There has always been diversity of offering in the fitness and gym sector – from ladies only gyms, luxury gyms, 24-hour gyms, to fully serviced health clubs. The big story of the last few years has been the rise of the budget gym and the coinciding demise of the mid-range gym.
2014 has seen established mid-range companies such as LA Fitness run into financial problems leading to significant restructuring of their businesses. Competition from budget gyms during the ‘age of austerity’ has given consumers an even wider choice of fitness provider, with considerably lower membership charges making savvy consumers question the value of their existing provider, and attracting reluctant gym-goers out of the woodwork.
Budget gym operators have almost sprung up out of nowhere – Xercise4Less, for example, had only nine gyms in 2013 and now have 24 with a further 17 opening soon. Even Sir Stelios is getting in on the act with his Easy brand creating easyGym, no doubt with its signature orange look.
So why are budget gyms so popular?
First there is cost. With membership contracts at around £10 – £20 per month, budget gyms are certainly cheaper than alternative providers such as David Lloyd or Virgin Active which charge much more. Yes, mid-range and high-end gyms usually have better facilities – it’s rare a budget gym has a pool or sauna for example – but not all consumers are happy to pay for ‘free’ facilities which they don’t want to, or don’t have the time to use.
Criticism in the past over long contract periods and dubious cancellation procedures have made consumers reluctant to even consider starting a costly membership in the first place. Many budget gyms offer contracts with no lock in period, and some offer pay-as-you-go membership which can be used at any of their branches, offering a huge degree of flexibility. While some consumers like the idea of being locked-in as a motivation to actually use the gym as often as possible, with changing work-life patterns, there is a need to cater to a growing army of consumers who demand greater flexibility and not being fleeced for payment when life sometimes takes over.
Many wonder how the gyms can offer membership at such low rates. The answer is simple – no frills. At some budget gyms, you pay for the basic membership and then can pay for the extras you want, rather than having them included whether you use them or not.
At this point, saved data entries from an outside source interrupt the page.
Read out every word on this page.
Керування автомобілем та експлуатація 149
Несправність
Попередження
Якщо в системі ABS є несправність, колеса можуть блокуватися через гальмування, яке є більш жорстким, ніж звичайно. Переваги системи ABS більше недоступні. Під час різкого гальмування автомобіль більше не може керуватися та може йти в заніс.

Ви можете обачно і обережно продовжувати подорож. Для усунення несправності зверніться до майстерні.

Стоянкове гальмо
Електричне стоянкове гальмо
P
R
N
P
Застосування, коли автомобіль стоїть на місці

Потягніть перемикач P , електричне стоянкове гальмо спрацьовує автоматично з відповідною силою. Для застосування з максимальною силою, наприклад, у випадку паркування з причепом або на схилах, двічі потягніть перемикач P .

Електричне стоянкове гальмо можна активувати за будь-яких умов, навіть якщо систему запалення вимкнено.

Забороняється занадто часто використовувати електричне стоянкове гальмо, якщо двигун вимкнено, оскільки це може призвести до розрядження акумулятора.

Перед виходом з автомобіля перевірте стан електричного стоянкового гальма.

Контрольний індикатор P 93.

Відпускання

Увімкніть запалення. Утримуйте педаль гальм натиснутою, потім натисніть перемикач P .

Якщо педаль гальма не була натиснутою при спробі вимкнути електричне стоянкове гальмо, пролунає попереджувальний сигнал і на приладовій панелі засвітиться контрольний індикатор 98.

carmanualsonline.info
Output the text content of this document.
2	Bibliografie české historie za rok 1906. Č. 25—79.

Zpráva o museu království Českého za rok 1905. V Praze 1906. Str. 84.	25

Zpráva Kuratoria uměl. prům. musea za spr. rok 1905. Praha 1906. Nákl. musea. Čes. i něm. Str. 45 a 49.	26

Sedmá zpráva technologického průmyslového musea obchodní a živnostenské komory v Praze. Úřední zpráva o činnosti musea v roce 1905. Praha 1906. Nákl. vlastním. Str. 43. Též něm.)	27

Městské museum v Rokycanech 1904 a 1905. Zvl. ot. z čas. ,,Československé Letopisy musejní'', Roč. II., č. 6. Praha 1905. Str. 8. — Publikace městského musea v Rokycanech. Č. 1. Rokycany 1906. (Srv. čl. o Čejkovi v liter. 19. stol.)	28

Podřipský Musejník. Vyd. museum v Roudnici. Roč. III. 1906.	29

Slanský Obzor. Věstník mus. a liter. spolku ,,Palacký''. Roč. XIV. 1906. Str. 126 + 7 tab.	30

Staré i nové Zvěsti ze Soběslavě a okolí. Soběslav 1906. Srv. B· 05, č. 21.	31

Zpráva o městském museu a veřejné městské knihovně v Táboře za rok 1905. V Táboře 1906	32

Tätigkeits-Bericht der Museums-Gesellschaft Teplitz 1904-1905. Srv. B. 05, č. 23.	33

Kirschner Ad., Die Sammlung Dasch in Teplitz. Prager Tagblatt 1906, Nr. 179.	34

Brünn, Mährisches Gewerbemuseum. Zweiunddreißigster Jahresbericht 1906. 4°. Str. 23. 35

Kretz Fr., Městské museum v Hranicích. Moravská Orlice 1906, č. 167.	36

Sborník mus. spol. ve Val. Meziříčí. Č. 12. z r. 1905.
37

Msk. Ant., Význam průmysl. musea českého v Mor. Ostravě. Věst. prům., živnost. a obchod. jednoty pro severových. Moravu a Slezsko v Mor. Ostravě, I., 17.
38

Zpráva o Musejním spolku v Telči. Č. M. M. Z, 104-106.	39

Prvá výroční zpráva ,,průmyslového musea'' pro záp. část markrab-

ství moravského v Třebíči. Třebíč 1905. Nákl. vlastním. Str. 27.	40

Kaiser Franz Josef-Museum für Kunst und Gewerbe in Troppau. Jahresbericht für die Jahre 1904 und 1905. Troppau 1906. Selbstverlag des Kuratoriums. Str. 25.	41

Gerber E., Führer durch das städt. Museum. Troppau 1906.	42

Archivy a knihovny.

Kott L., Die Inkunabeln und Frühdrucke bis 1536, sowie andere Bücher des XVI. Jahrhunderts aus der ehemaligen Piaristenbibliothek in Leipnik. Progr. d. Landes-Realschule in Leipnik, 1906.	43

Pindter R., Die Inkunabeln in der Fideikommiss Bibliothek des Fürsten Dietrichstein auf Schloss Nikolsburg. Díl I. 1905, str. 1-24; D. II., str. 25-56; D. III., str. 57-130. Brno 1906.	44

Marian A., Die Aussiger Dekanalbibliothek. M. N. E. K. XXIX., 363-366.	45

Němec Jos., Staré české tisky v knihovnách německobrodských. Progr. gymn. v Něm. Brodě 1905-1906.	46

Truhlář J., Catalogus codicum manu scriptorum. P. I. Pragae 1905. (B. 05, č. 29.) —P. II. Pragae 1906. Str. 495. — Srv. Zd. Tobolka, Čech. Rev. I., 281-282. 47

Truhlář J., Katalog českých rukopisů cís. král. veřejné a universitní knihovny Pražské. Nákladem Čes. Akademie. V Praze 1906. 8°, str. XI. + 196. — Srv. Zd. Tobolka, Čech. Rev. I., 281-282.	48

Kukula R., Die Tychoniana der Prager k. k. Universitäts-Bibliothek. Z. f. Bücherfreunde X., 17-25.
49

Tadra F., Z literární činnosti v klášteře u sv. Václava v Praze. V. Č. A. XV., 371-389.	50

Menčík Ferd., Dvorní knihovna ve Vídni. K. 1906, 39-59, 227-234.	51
Classes can be included or for an extra charge, and PTs are additional if you prefer something more one-to-one. You will have to bring (or pay for) your own drinks, and possibly for extras such as the use of hairdryers. Don’t expect fancy showers or to have towels provided – you may not even get a towel hook in your shower cubicle, or a lock for your locker! (hint – bring your own)
The model relies on large numbers. Cheap membership rates attract a huge number of cash-strapped consumers keen to save money on gym membership, and while many will attend frequently, some will not. The urge to cancel the membership is not so strong when it’s ‘only’ a few pounds a month. But as even the more expensive, luxurious clubs have not been very helpful when it comes to cancelling your contract, it’s still a lot less painful to be locked-in to £10 a month than £40. For customers who don’t want the fancy extras and just need a clean, no-hassle environment to work out, it’s not hard to see the attraction of budget gyms.
We don’t think that more expensive gyms have had their day – there are plenty of consumers who do want the extras and are willing to pay for more luxurious surroundings – but the growth of the budget gym sector has forced higher-end providers to look at their offering. For example, David Lloyd promote their multi-million pound investments across several of their clubs, having made significant improvements to fitness equipment, lounges, pools, and kids clubs.
We think that there is room for all types of fitness providers which cater for many different types of consumer preferences. Some people are prepared to pay for luxury, some like the friendliness and pay-as-you-go model of the local leisure centre, and others just want to work out with no fuss. Mid-range gyms will suffer, and have suffered as this last year has paid testament, unless they can compete on price, or compete on luxury. With consumers being squeezed financially for the foreseeable future budget gyms will continue to hold their deserved place in the fitness sector.